Understanding the Lead Number

Lead at 0.010% is the result that most people want context on. Here is the full picture:

  • The US FDA permissible limit for lead in food-contact copper alloys is 0.1% (1,000 ppm by weight). Our copper is at 0.010% — one-tenth of the allowable limit.
  • Trace lead in copper is natural. Pure copper ore contains trace amounts of lead, zinc, and iron as geological co-deposits. Refining removes most of it; some remains at sub-regulatory trace levels.
  • At 0.010% in the alloy, the amount that could theoretically leach into food or water during normal use is orders of magnitude below any health concern. The FDA limit accounts for this leaching potential when setting the 0.1% alloy threshold.
  • For comparison: the EU's drinking water limit for lead is 10 µg/L — our copper at 0.010% alloy content would need to dissolve entirely into water to approach that number, which does not happen in normal use.
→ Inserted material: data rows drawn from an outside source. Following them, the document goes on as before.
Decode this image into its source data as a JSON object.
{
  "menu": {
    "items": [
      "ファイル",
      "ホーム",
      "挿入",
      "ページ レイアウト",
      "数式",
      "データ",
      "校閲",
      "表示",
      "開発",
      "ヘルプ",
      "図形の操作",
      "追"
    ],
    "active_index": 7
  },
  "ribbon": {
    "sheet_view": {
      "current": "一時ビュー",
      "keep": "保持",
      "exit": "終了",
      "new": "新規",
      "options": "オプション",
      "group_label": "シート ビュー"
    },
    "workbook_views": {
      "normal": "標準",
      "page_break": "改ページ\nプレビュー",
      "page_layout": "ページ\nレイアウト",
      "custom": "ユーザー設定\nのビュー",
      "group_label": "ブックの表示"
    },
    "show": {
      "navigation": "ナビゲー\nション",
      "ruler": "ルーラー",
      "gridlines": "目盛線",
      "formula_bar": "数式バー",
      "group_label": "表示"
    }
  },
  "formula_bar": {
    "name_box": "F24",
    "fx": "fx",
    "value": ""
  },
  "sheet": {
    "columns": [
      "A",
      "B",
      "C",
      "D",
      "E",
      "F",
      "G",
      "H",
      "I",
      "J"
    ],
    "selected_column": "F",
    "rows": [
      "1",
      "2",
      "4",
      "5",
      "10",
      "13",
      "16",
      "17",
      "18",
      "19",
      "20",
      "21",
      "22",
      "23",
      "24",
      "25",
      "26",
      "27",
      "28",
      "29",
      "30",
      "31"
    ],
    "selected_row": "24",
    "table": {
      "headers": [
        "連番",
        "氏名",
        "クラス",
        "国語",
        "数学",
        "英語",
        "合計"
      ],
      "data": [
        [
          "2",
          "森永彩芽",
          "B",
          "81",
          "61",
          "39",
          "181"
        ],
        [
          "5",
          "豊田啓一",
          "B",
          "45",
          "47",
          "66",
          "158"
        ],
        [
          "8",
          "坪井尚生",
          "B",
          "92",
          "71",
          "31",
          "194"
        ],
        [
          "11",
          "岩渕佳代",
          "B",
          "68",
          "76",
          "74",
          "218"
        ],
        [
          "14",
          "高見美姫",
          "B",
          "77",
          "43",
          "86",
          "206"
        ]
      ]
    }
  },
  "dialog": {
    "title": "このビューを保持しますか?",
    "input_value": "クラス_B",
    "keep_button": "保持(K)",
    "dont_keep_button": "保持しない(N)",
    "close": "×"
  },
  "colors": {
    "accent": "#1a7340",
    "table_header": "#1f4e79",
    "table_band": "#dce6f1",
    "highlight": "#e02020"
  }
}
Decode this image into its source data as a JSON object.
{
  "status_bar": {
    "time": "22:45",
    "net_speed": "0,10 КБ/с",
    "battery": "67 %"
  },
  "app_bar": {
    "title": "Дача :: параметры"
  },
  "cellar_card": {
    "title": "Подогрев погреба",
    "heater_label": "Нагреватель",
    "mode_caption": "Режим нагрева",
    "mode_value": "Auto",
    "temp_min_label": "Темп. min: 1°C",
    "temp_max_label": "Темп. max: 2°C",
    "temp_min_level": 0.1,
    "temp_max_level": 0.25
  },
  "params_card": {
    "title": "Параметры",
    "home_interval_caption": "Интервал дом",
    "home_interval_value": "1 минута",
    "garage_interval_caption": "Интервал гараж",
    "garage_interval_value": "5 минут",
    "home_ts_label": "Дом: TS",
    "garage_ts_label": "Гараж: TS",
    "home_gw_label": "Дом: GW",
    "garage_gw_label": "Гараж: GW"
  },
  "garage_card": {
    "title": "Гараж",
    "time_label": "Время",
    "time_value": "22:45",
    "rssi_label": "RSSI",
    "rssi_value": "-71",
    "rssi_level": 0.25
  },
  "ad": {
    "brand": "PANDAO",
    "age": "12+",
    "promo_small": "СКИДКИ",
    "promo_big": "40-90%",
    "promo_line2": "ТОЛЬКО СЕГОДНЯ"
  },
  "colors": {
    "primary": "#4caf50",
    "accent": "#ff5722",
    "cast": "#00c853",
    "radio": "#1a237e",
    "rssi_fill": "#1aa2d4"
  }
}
Bottom line: Our lead result is not a concern. It is a trace geological residue at one-tenth the FDA's permissible limit. We publish it because transparency builds more trust than silence.

Understanding Cadmium BDL

BDL means "Below Detection Limit" — the laboratory's instruments could not detect any cadmium at all. This is the best possible result for cadmium in a safety test. Cadmium is a toxic heavy metal with no safe level for dietary exposure. Finding zero detectable cadmium means our copper contains none at any measurable level.

How This Compares to Competitors

Brand Third-party lab test published? Lead result published? Cadmium result published?
Copper Mart Yes — Government of India lab Yes — 0.010% (10× below FDA limit) Yes — Below Detection Limit
Caraway No independent test published N/A (ceramic, not copper) N/A
Our Place No independent test published N/A (ceramic, not copper) N/A
Most copper brands No Not disclosed Not disclosed

Frequently Asked Questions

How do I know my copper cookware is real and not plated?
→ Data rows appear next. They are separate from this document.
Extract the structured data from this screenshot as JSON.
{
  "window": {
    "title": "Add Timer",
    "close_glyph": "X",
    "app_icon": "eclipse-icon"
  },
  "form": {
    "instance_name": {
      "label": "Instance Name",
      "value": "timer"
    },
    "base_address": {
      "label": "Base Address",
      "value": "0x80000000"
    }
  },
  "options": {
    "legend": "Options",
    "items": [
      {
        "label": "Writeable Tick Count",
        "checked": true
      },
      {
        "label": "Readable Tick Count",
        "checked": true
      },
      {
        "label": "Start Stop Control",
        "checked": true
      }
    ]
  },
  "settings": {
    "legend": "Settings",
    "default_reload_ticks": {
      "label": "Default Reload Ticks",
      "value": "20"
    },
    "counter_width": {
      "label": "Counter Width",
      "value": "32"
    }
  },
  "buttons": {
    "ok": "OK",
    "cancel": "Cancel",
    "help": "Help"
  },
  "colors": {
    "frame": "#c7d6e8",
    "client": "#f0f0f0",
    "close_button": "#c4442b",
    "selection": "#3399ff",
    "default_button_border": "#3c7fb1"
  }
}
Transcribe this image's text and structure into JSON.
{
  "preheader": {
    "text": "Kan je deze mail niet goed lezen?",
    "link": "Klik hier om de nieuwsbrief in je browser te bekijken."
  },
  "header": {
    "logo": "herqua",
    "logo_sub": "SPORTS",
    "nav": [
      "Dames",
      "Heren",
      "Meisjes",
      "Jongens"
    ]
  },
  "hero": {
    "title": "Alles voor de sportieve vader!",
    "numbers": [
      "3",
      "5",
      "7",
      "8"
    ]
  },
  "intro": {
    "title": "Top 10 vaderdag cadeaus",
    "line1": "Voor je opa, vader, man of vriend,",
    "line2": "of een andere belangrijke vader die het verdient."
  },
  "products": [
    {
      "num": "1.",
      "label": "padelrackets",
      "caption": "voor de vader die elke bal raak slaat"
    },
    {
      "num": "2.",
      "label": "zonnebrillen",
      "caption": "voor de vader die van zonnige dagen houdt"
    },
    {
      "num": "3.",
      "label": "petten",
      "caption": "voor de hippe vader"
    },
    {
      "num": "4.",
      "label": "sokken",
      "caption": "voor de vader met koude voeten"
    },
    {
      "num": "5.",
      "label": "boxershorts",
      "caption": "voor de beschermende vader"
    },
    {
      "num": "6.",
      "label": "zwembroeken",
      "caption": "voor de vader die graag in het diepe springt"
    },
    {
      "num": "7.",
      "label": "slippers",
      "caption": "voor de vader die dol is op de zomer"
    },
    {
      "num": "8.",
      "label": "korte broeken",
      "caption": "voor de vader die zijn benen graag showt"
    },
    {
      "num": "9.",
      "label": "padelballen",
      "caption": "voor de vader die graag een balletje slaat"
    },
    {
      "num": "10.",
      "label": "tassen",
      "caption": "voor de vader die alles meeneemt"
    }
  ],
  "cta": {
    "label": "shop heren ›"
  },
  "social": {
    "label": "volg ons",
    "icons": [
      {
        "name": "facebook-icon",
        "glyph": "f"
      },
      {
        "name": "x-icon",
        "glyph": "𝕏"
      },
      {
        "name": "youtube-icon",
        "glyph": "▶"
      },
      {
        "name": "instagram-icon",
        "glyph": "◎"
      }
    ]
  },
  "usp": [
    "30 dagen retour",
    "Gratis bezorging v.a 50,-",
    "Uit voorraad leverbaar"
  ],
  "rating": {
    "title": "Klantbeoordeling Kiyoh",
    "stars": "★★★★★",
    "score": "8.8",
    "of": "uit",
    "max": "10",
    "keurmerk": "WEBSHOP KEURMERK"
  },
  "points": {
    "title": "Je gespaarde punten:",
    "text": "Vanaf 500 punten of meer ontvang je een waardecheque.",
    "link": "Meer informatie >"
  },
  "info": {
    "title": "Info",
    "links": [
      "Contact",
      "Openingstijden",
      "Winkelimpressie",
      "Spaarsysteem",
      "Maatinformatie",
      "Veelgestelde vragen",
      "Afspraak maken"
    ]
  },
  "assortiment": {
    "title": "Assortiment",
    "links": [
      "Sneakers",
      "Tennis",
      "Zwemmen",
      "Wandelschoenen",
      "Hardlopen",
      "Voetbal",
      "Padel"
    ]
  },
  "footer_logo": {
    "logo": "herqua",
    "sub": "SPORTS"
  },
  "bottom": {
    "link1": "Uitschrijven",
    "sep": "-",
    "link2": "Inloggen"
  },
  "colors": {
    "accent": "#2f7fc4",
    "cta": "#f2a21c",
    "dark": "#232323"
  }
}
The only definitive answer is a third-party elemental composition test like the one on this page. Copper plating typically tests at 1–5% copper over a base metal. Our copper tested at 99.59% copper — that's solid copper, not a thin layer over cheap metal. Visual and weight tests give hints but are not conclusive.

Does copper cookware contain lead?

Trace lead is naturally present in mined copper at geological levels. Our copper tests at 0.010% lead — ten times below the US FDA limit of 0.1% for food-contact copper alloys. This trace level is safe for food and water contact under normal use. We publish the exact number rather than making vague "lead-free" claims so you can evaluate it yourself.

What does BDL mean in a lab test?

BDL stands for "Below Detection Limit." It means the laboratory's instruments could not measure any of that substance at all — effectively zero. For cadmium, BDL is the strongest possible safety result. It means our copper contains no detectable cadmium.

Why did Copper Mart commission this test?

The copper cookware market includes both solid copper and copper-plated products that look identical to buyers. We wanted independent, government-lab verification that our products are what we claim them to be — 99.59% solid copper — and that they meet US food safety standards for heavy metals. We then published the full results, including the lead number with context, rather than cherry-picking favorable data.

Is 99.59% copper pure enough for Ayurvedic use?

Yes. Ayurvedic texts specify "pure copper" (shudh tamra) vessels for tamra jal (copper water). 99.59% is considered pure copper by any metallurgical standard. The remaining 0.41% is trace geological minerals (zinc, iron, tin, lead) at levels consistent with naturally refined copper worldwide. Copper used in Ayurvedic practice for centuries would have had similar natural trace compositions.

What is the JISK:0119:2008 test standard?

JISK:0119:2008 is a Japanese Industrial Standard for the elemental analysis of copper and copper alloys by atomic absorption spectrometry or inductively coupled plasma (ICP) spectroscopy. It is an internationally recognized method for precisely measuring the percentage composition of each element in a metal sample. It is the appropriate standard for verifying copper purity in manufactured goods.